We're getting closer to the deadline for a government shutdown. Lawmakers and the White House have until Friday night to reach a deal on the budget.

With just three days left until funding runs out, the looming shutdown would have a widespread impact across the D.C. region.

It’s no surprise that people{ }in the D.C. area depend heavily on government employees, especially those considered non-essential, who will be impacted most by a potential shutdown.

"We are now closer than we have ever been to getting an agreement," said President Barack Obama.

While Obama is calling on both Republican and Democrats to stop partisan bickering, the threat of a shutdown looms.

On Wednesday, Rep.

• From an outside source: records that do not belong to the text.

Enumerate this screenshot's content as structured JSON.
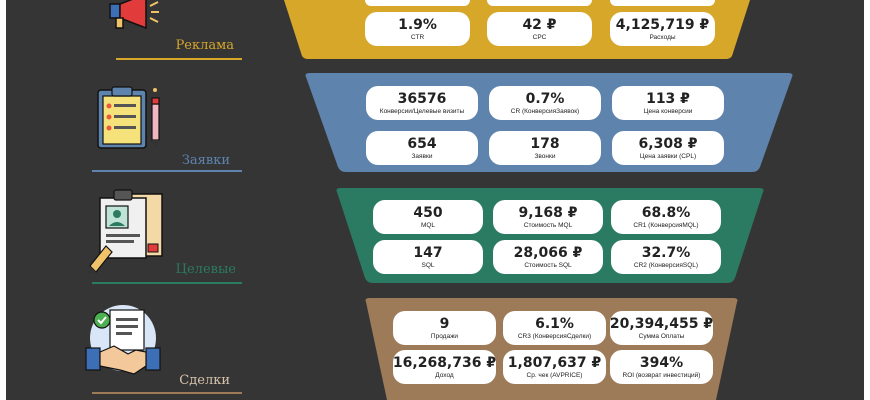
{
  "sections": [
    {
      "label": "Реклама",
      "color": "#d7a72a",
      "metrics": [
        {
          "value": "1.9%",
          "label": "CTR"
        },
        {
          "value": "42 ₽",
          "label": "CPC"
        },
        {
          "value": "4,125,719 ₽",
          "label": "Расходы"
        }
      ]
    },
    {
      "label": "Заявки",
      "color": "#5e83ad",
      "metrics": [
        {
          "value": "36576",
          "label": "Конверсии/Целевые визиты"
        },
        {
          "value": "0.7%",
          "label": "CR (КонверсияЗаявок)"
        },
        {
          "value": "113 ₽",
          "label": "Цена конверсии"
        },
        {
          "value": "654",
          "label": "Заявки"
        },
        {
          "value": "178",
          "label": "Звонки"
        },
        {
          "value": "6,308 ₽",
          "label": "Цена заявки (CPL)"
        }
      ]
    },
    {
      "label": "Целевые",
      "color": "#2b7a62",
      "metrics": [
        {
          "value": "450",
          "label": "MQL"
        },
        {
          "value": "9,168 ₽",
          "label": "Стоимость MQL"
        },
        {
          "value": "68.8%",
          "label": "CR1 (КонверсияMQL)"
        },
        {
          "value": "147",
          "label": "SQL"
        },
        {
          "value": "28,066 ₽",
          "label": "Стоимость SQL"
        },
        {
          "value": "32.7%",
          "label": "CR2 (КонверсияSQL)"
        }
      ]
    },
    {
      "label": "Сделки",
      "color": "#9d7b58",
      "metrics": [
        {
          "value": "9",
          "label": "Продажи"
        },
        {
          "value": "6.1%",
          "label": "CR3 (КонверсияСделки)"
        },
        {
          "value": "20,394,455 ₽",
          "label": "Сумма Оплаты"
        },
        {
          "value": "16,268,736 ₽",
          "label": "Доход"
        },
        {
          "value": "1,807,637 ₽",
          "label": "Ср. чек (AVPRICE)"
        },
        {
          "value": "394%",
          "label": "ROI (возврат инвестиций)"
        }
      ]
    }
  ],
  "icons": [
    "megaphone-icon",
    "clipboard-checklist-icon",
    "id-card-document-icon",
    "handshake-contract-icon"
  ]
}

Michele Bachmann, Republican from Minnesota, blamed Democrats and President Obama for the looming shutdown during remarks in the shadow of the Capitol during a Tea Party Rally.

“We know that we are coming to a decision at the end of the week,” Bachmann said. “It appears that they've [democrats] decided and take both feet and be stuck in the mud and not negotiate one tiddlywink”

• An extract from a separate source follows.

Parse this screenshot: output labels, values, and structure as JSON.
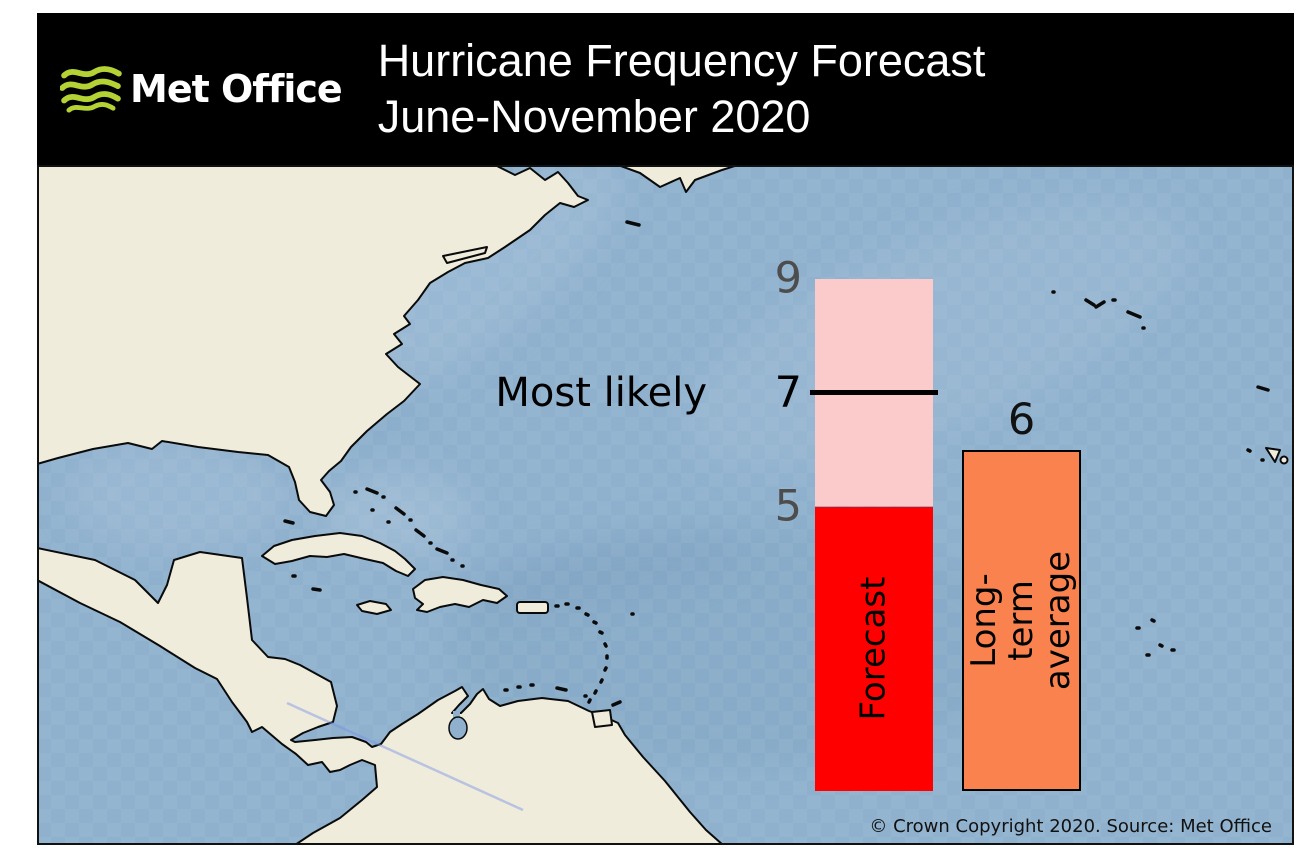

She also took steps to recast the situation not as a government shutdown, saying social security checks will still go out, the military will continue fighting and many federal works will continuing working.

“It is a slowdown, there is no such thing as a government shutdown,” she said.

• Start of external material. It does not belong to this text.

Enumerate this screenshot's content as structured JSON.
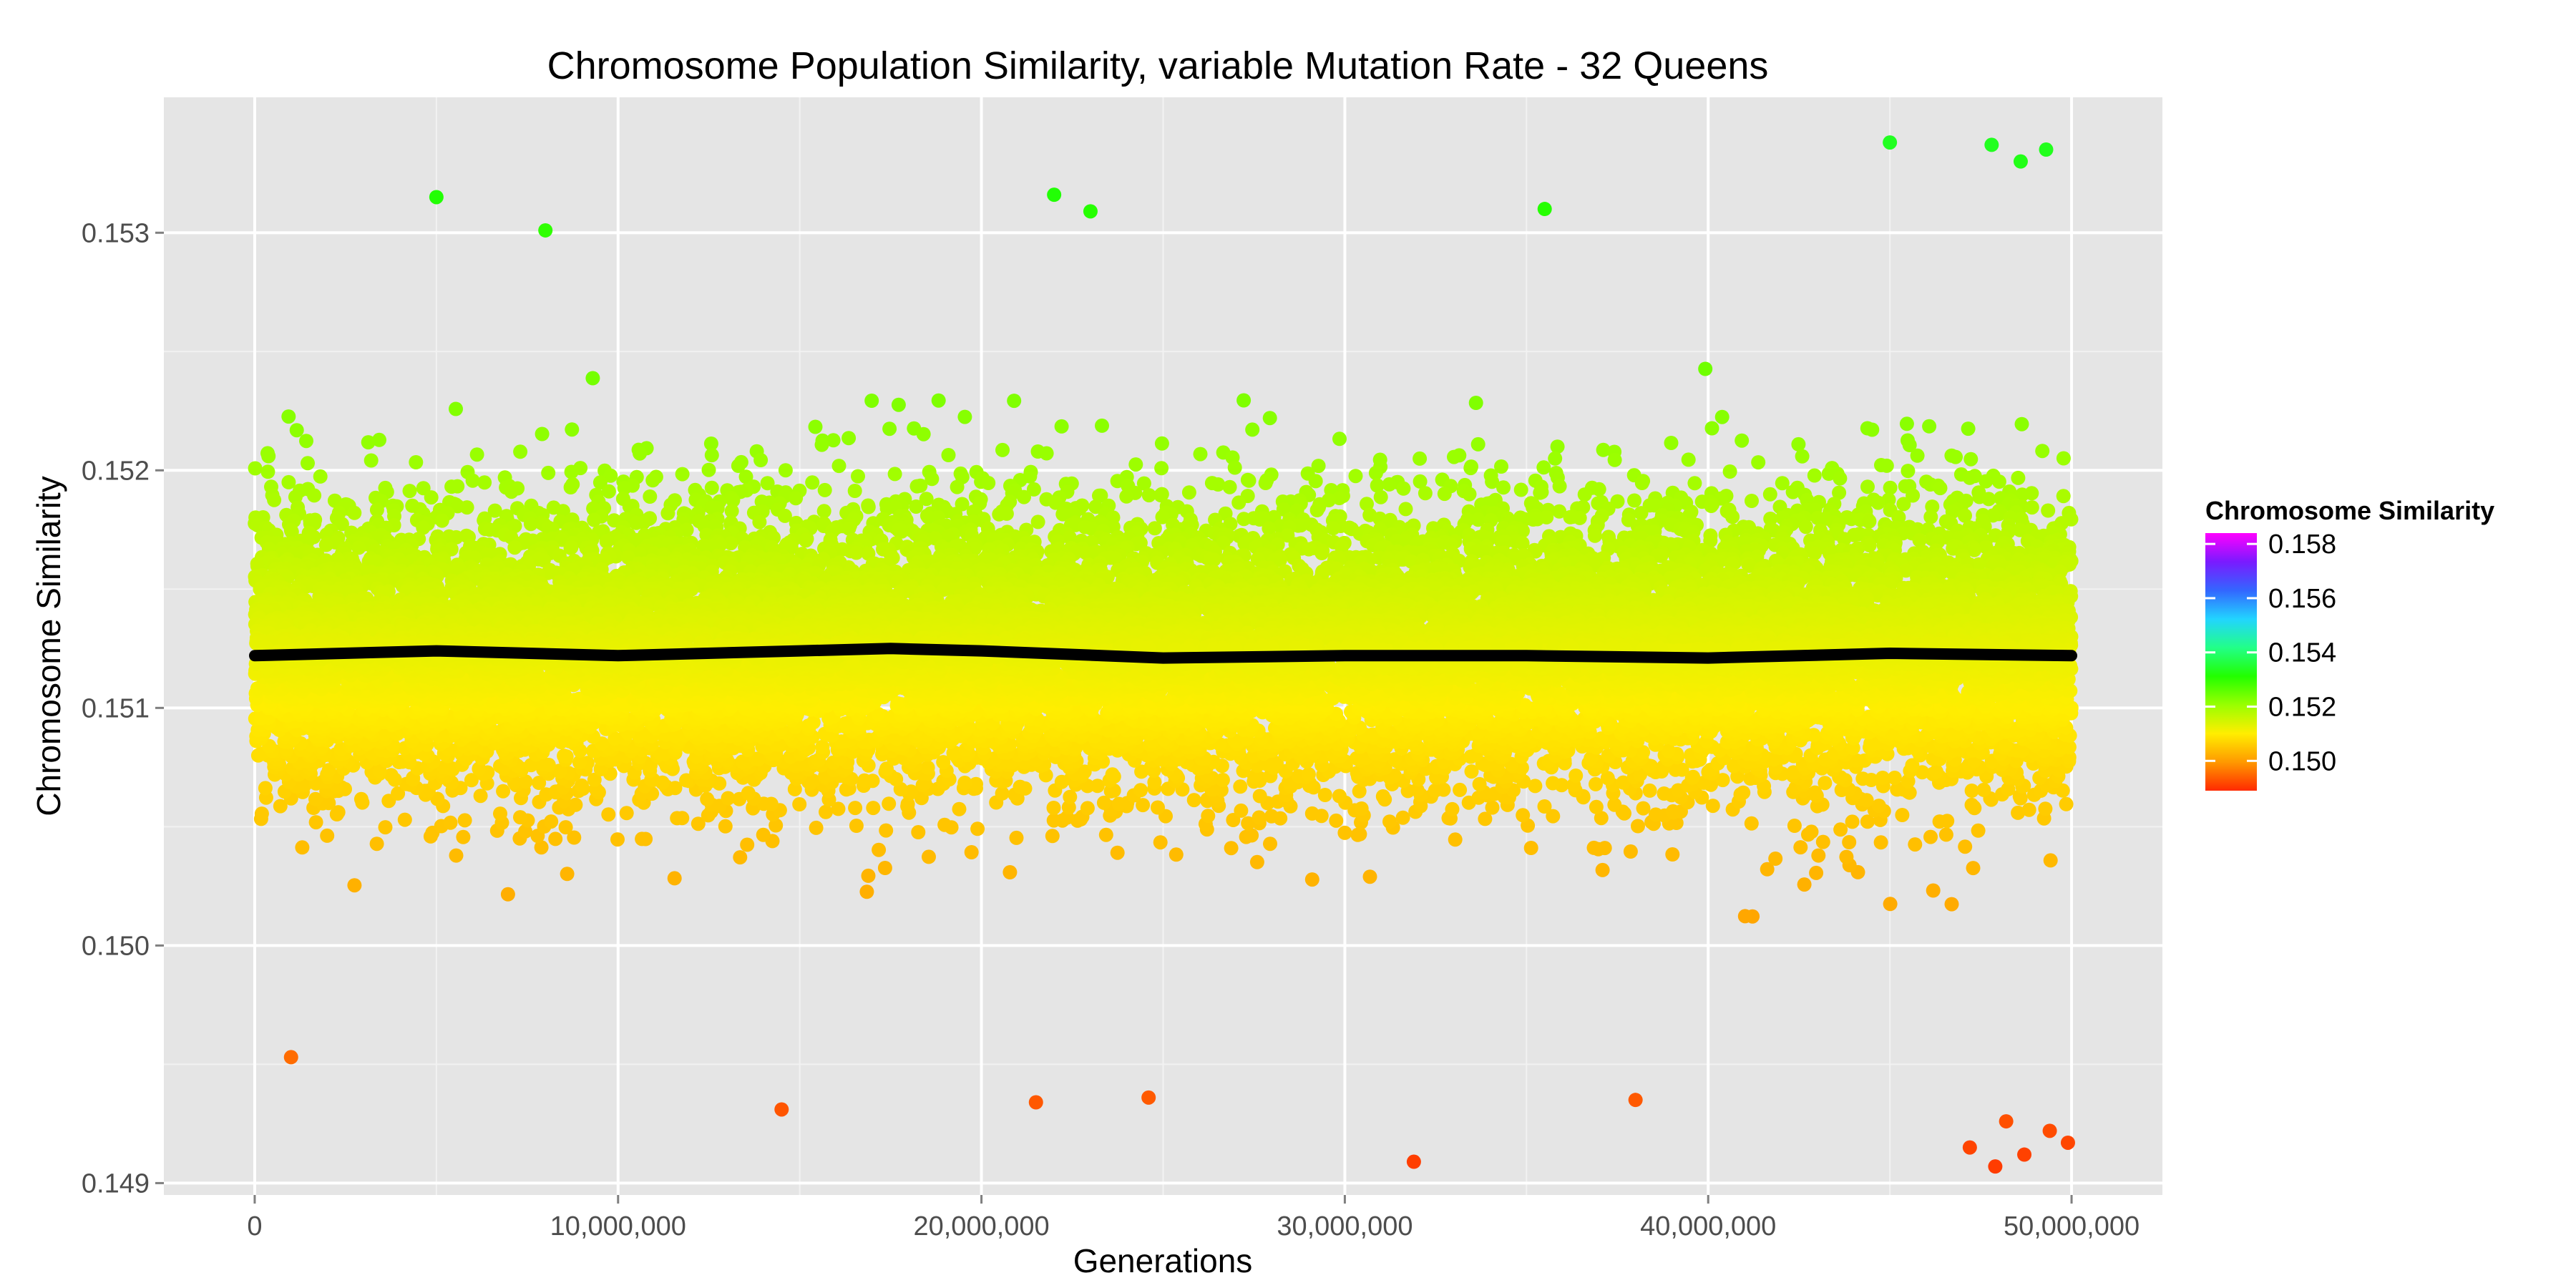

Republicans are asking for a third extension or “stop-gap measure", but Obama says that’s no way to run the country. Still, both sides have until Friday to strike a deal. If not, paychecks will stop, which could affect the National Mall, tourism, museums, local military, and thousands of stores in the District, Maryland, and Virginia that rely on spending from government employees and tourists.

Military wife and mother of four, Rebecca Cleary, said, “with all the sacrifices we make at least we have a steady pay check. That's the one thing we put in the pro section for being a military family and to take that away, it's scary."

Clearly says she wants consensus to outweigh politics, as do some lawmakers.

"Americans they expect us to work together when a problem becomes so pressing across party lines that cooperation is needed. Now is such a moment,” said Sen. Mitch McConnell, (R-Ky.).

Right now, it's unknown exactly who will be affected, but agency bosses said Tuesday night that workers will not be allowed to voluntarily work during a shutdown.

As for those essential workers, like military personnel, if a shutdown occurs, it’s likely they’ll see retroactive pay, but Congress will have to approve the measure once a spending shutdown ends.

According to D.C. mayor Vincent Gray, the shutdown could also affect services in the District since it's treated as a federal agency. The city may also have to shut down as a result.